Yazarlar Günün Köşe Yazıları Spor Konuk Yaşam Tüm Yazarlar
Boykot ve Şiddet!..
Hürriyet’in genel yayın yönetmeni Ertuğrul Özkök cumartesi günü, “Ya biat ya cihad” başlıklı yazısında, 1970’li yıllarda Dev Yol’un “Cumhuriyet Gazetesi’ni satın almayın” kampanyasını anımsatırken konuyu Tayyip Erdoğan’ın gazete boykotuna getirmişti. Özkök, “Bakın Dev Yol’un Cumhuriyet Gazetesi’ne uygulamaya çalıştığı zorbalıktan çıkıp nereye geldik. İkisi de zorba ideolojilerin gençlik hastalığıdır” demişti.
Haluk Şahin ise aynı günkü Radikal’de, “Bu ülkede birçok kişinin salt Cumhuriyet gazetesi okudukları için dövüldükleri, hatta öldürüldükleri unutulmasın” diyerek zorbalığın şiddete dönüşmesine dikkat çekmişti.
Boykot-zorbalık-şiddet üçgeninin daha kanlı sayfaları vardır: Gazete boykotuna eskiden terör örgütleri başvururdu. Hizbullahçılar 1993-1998 yılları arasında, PKK propagandası yapıyor diye Gündem ve Özgür Halk gibi gazetelerin satışını engellemek için camilerde, medreselerde fetvalar verirlerdi! Boykot çağrısı bir süre sonra şiddete dönüştü. Hizbullah’ın İlim kanadı “Hizbulkontra” tanımlamasına kızarak 13 gazeteciyi öldürdü. Örgüt yandaşları gazete bayilerini yaktı hatta satıcıları katletti.
PKK de zaman zaman örgüt aleyhtarı yayınlara kızınca tehditler savururdu. Güneydoğu’da, 1990’lardaki “Mehmetçik basınını okumayın” boy-kotu bir süre sonra medya ambargosuna dönüşmüştü. PKK’liler 13 Ekim 1993’te tüm gazetelerin Diyarbakır temsilcilerini Güneydoğu Gazeteciler Cemiyeti’ne çağırdı. Sonra hepsini bir minibüse bindirip Kulp ilçesi kırsalına götürdü ve Güneydoğu’da gazeteciliğin yasaklanması ve büroların kapatılması kararını dikte ettirdi! Muhabirler can havliyle bölgeyi terk etti.
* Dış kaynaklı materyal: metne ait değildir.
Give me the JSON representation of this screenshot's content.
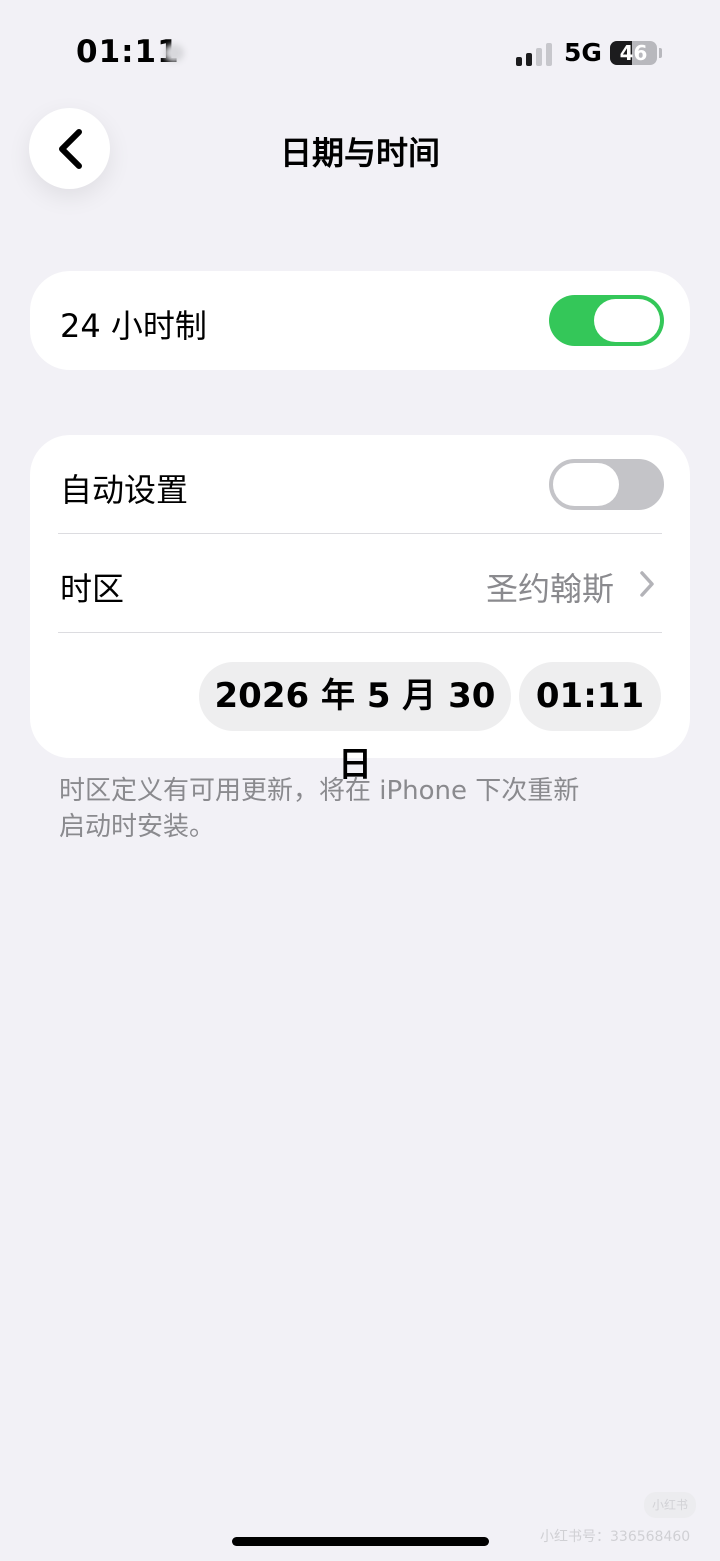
{
  "status_bar": {
    "time": "01:11",
    "network": "5G",
    "battery_level": "46"
  },
  "nav": {
    "title": "日期与时间",
    "back_icon": "chevron-left-icon"
  },
  "settings": {
    "hour_24": {
      "label": "24 小时制",
      "enabled": true
    },
    "auto_set": {
      "label": "自动设置",
      "enabled": false
    },
    "timezone": {
      "label": "时区",
      "value": "圣约翰斯"
    },
    "date": "2026 年 5 月 30 日",
    "time": "01:11"
  },
  "footnote": {
    "line1": "时区定义有可用更新，将在 iPhone 下次重新",
    "line2": "启动时安装。"
  },
  "watermark": {
    "logo": "小红书",
    "text": "小红书号：336568460"
  },
  "colors": {
    "background": "#f2f1f6",
    "toggle_on": "#34c759",
    "toggle_off": "#c4c4c8",
    "secondary_text": "#8a8a8e"
  }
}
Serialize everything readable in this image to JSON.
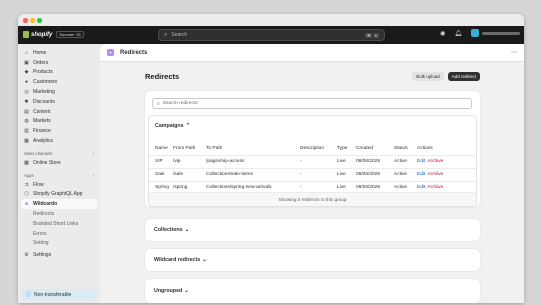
{
  "topbar": {
    "brand": "shopify",
    "edition": "Summer '25",
    "search_placeholder": "Search",
    "shortcut_keys": [
      "⌘",
      "K"
    ]
  },
  "sidebar": {
    "items": [
      {
        "label": "Home",
        "icon": "home-icon"
      },
      {
        "label": "Orders",
        "icon": "orders-icon"
      },
      {
        "label": "Products",
        "icon": "tag-icon"
      },
      {
        "label": "Customers",
        "icon": "person-icon"
      },
      {
        "label": "Marketing",
        "icon": "target-icon"
      },
      {
        "label": "Discounts",
        "icon": "discount-icon"
      },
      {
        "label": "Content",
        "icon": "content-icon"
      },
      {
        "label": "Markets",
        "icon": "globe-icon"
      },
      {
        "label": "Finance",
        "icon": "bank-icon"
      },
      {
        "label": "Analytics",
        "icon": "chart-icon"
      }
    ],
    "sales_channels_title": "Sales channels",
    "sales_channels": [
      {
        "label": "Online Store",
        "icon": "store-icon"
      }
    ],
    "apps_title": "Apps",
    "apps": [
      {
        "label": "Flow",
        "icon": "flow-icon"
      },
      {
        "label": "Shopify GraphiQL App",
        "icon": "graphql-icon"
      },
      {
        "label": "Wildcardo",
        "icon": "wildcardo-icon"
      }
    ],
    "app_subitems": [
      "Redirects",
      "Branded Short Links",
      "Errors",
      "Setting"
    ],
    "settings_label": "Settings",
    "non_transferable": "Non-transferable"
  },
  "app_header": {
    "title": "Redirects"
  },
  "page": {
    "title": "Redirects",
    "bulk_upload": "Bulk upload",
    "add_redirect": "Add redirect",
    "search_placeholder": "Search redirects"
  },
  "campaigns": {
    "title": "Campaigns",
    "columns": [
      "Name",
      "From Path",
      "To Path",
      "Description",
      "Type",
      "Created",
      "Status",
      "Actions"
    ],
    "rows": [
      {
        "name": "VIP",
        "from": "/vip",
        "to": "/pages/vip-access",
        "desc": "-",
        "type": "Live",
        "created": "08/06/2025",
        "status": "Active",
        "edit": "Edit",
        "archive": "Archive"
      },
      {
        "name": "Sale",
        "from": "/sale",
        "to": "/collections/sale-items",
        "desc": "-",
        "type": "Live",
        "created": "08/06/2025",
        "status": "Active",
        "edit": "Edit",
        "archive": "Archive"
      },
      {
        "name": "Spring",
        "from": "/spring",
        "to": "/collections/spring-new-arrivals",
        "desc": "-",
        "type": "Live",
        "created": "08/06/2025",
        "status": "Active",
        "edit": "Edit",
        "archive": "Archive"
      }
    ],
    "footer": "Showing 3 redirects in this group"
  },
  "groups": [
    {
      "title": "Collections"
    },
    {
      "title": "Wildcard redirects"
    },
    {
      "title": "Ungrouped"
    }
  ]
}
Ambargo haberini Cumhuriyet’in Urfa bürosunda otururken kendisini “PKK GAP eyalet komutanı” diye tanıtan Hasan Oğaç telefonla bana da bildirmişti. Oğaç yıllar sonra Kuzey Irak’ta bir çatışmada öldürüldü.
Erdoğan’ın boykot istemi Haluk Şahin’in, “Ya yarın Hürriyet, Milliyet gazetesi taşıyanlara saldırılar başlarsa? Onları satan bayilere saldırılırsa?” şeklindeki kaygılarıyla birleştiğinde ileride nelerin olacağını kimse kestiremez. Ancak Başbakan’ın boykot çağrısının, kitleleri cahil, habersiz, ilgisiz bırakarak istediği gibi kontrol etmek isteyen feodal ağa ve şıhların, zorbaların tavrından farklı olmadığını artık herkes biliyor! Erdoğan gazete boykotuyla yüzde 47’yi saflarında tutmak istiyor. Bu yüzden kendisine oy verenleri, Şaban Dişli’leri, Zahid Akman’ları, yolsuzluğa bulaşmış belediye başkanlarını, partisine yakın Deniz Feneri vurguncularını yazan gazetelerden uzak tutmak istiyor! Erdoğan, AKP’nin hızla tükenişe gittiğini manşetten indirmeyen fısıltı gazetelerini nasıl susturacak acaba?
Forsa!..
Nazlı Ilıcak, Şaban Dişli’nin rüşvet olayı ve Deniz Feneri vurgunuyla ilgili eleştirileri nedeniyle bir süredir Sabah gazetesinde kıskaca alınmıştı. 14 Eylül’den itibaren 4. sayfadaki köşesinde yazmadı. Dünkü Sabah gazetesini alanlar Ilıcak’ın yazısını 25. sayfada buldular. Ilıcak “Dostlara teşekkür” başlığı altında hem “Hiç değilse Yavuz Donat’ın sayfasında yazayım” diye ısrar ettiğini yazmış hem de “4’ten 20’li sayfalara kaydırılmak ‘tenzil-i rütbe’dir” diye sitem etmişti! Nazlı Hanım’a göre “mağdur edilen değil mağdur eden kaybetmişti!..” O, dostlarının “Sayfa önemli ama, yazarın niteliği daha önemli” sözlerine dayanarak kendini teselli ediyordu! Bu yüzden, Faruk Nafiz Çamlıbel’in Yassıada’da yargılanan Demokrat Partililere yazdığı, “Her gaza güttüğü davadan alır kıymetini / Rengi dönmez ne kadar ak demiş olsak karaya” şeklindeki dörtlüğünü de köşesine almıştı. Ona göre bu satırlar, “Değeri, mekân değil insan yaratır” düşüncesini savunuyordu!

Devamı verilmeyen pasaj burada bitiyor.